Köln (dpa) - Nach dem Attentat auf die Kölner Oberbürgermeisterkandidatin Henriette Reker haben die Spitzen der nordrhein-westfälischen Politik in Köln ein Zeichen gegen Gewalt gesetzt. Vor dem Kölner Historischen Rathaus begannen Ministerpräsidentin Hannelore Kraft (SPD), NRW-CDU-Chef Armin Laschet, der FDP-Bundesvorsitzende Christian Lindner sowie Grünen-Politiker am Samstagabend eine Menschenkette zu bilden. Viele Bürger schlossen sich an.

«Wir stehen hier zusammen als Demokraten, um ein Zeichen zu setzen gegen diese verabscheuungswürdige Tat», sagte Kraft.
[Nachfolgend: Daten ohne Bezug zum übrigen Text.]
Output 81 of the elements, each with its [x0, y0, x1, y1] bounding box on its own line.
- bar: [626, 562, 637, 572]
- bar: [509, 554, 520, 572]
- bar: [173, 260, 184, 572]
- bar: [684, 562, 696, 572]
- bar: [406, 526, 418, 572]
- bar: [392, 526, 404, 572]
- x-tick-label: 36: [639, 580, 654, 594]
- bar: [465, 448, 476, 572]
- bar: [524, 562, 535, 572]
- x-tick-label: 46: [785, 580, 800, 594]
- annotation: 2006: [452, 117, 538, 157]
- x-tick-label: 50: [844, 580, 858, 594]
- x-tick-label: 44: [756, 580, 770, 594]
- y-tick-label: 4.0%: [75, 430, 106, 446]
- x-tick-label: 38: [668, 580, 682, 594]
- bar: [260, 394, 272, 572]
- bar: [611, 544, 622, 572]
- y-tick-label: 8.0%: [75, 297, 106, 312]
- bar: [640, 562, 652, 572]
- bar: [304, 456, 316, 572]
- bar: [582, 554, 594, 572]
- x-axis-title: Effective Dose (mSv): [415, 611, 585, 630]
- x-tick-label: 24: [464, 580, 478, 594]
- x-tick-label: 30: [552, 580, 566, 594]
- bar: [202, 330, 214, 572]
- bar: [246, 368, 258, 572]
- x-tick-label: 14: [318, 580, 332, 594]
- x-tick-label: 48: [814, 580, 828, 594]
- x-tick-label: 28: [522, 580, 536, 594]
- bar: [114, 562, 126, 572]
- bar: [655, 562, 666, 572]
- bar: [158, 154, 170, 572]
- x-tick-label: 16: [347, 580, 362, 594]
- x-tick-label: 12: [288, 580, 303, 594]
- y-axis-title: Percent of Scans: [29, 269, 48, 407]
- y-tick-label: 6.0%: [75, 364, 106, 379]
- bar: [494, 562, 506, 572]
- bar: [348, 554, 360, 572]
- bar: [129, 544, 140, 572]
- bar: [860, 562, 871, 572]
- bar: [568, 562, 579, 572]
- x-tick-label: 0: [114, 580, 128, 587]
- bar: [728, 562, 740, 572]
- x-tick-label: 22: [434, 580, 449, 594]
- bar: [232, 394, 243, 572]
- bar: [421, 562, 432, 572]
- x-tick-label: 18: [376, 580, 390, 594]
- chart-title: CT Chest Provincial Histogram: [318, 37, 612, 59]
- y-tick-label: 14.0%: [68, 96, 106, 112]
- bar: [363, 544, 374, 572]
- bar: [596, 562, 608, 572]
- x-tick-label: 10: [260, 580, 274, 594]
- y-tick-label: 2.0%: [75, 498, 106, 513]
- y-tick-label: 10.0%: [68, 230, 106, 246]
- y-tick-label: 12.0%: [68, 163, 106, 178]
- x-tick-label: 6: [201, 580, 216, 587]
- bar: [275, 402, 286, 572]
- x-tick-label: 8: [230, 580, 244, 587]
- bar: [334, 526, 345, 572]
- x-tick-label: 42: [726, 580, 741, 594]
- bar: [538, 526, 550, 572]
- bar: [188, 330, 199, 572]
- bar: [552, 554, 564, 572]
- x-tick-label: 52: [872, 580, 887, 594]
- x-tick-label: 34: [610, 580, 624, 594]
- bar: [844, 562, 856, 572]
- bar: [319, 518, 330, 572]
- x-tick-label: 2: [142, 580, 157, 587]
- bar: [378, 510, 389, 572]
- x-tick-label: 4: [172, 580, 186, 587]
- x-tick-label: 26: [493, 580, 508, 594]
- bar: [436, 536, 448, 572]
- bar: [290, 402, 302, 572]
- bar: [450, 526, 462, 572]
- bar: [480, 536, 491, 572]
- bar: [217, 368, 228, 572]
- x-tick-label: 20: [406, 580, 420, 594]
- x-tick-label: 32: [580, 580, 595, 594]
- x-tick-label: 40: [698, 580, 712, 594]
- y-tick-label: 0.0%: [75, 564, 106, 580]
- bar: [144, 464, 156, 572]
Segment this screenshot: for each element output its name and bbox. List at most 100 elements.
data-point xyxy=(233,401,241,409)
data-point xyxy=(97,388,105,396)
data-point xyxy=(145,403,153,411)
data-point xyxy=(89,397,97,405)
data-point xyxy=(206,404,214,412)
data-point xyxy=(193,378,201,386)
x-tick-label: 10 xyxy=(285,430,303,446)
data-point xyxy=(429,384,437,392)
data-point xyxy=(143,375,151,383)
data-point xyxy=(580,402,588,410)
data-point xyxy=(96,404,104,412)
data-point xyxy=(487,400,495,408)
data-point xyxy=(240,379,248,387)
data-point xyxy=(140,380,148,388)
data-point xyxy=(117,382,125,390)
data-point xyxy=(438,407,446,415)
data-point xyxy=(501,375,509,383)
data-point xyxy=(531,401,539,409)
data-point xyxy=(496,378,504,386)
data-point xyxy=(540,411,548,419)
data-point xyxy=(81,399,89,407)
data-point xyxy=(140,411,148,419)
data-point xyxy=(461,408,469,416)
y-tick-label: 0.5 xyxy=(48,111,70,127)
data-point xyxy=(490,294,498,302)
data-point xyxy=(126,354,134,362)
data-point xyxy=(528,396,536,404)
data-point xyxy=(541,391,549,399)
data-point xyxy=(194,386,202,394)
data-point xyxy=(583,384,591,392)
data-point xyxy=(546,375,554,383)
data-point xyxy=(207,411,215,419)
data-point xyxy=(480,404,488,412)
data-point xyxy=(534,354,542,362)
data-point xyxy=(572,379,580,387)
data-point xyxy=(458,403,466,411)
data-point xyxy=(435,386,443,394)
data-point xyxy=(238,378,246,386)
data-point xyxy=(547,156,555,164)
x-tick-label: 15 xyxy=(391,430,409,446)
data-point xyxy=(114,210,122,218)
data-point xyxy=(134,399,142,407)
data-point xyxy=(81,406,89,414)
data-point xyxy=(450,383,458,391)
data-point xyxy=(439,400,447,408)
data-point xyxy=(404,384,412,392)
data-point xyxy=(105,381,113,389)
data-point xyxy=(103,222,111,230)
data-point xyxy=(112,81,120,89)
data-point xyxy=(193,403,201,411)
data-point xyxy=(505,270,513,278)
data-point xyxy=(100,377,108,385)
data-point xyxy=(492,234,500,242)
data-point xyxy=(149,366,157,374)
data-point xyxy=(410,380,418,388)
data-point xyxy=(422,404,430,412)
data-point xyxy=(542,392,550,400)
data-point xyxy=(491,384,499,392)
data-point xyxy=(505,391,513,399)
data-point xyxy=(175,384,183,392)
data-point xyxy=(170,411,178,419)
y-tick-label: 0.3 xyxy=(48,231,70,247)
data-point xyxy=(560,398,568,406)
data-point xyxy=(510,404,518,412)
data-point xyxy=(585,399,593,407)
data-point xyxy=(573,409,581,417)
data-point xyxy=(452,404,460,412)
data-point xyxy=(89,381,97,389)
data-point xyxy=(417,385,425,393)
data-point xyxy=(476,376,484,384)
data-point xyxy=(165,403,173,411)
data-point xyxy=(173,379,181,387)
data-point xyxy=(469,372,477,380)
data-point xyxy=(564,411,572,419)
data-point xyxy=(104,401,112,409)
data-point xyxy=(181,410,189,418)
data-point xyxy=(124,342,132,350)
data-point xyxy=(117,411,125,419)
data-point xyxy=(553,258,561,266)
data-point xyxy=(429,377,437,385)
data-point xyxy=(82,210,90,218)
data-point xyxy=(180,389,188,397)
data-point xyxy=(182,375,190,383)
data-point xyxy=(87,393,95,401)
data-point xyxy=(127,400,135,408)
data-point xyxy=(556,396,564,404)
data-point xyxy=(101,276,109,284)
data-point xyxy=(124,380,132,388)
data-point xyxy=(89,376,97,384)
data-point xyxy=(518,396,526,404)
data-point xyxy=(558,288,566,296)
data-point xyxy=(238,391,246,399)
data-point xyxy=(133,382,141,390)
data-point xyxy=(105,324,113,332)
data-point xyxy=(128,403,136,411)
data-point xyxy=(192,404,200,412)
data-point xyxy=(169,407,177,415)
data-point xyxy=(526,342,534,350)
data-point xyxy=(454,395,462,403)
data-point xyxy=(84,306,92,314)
Demokratie sei «eine große Errungenschaft, die wir verteidigen».

Laschet sprach von einem «Anschlag auf uns alle, die gesamte Demokratie». Umso wichtiger sei es, dass man nun über alle Parteigrenzen hinweg zusammenstehe. Die Vorsitzende der NRW-Grünen, Mona Neubaur, sagte: «Demokratie ist stärker als Hass und Gewalt.» Der FDP-Vorsitzende Lindner betonte, mit der gemeinsamen Kundgebung wolle man zeigen, dass Gewalt «niemals ein Mittel der politischen Auseinandersetzung» sein dürfe.

Ein 44-jähriger Mann hatte die Kölner Sozialdezernentin Reker einen Tag vor der Oberbürgermeisterwahl auf einem Wochenmarkt mit einem Messer angegriffen. Die Polizei geht nach ersten Aussagen des Angreifers von fremdenfeindlichen Motiven aus.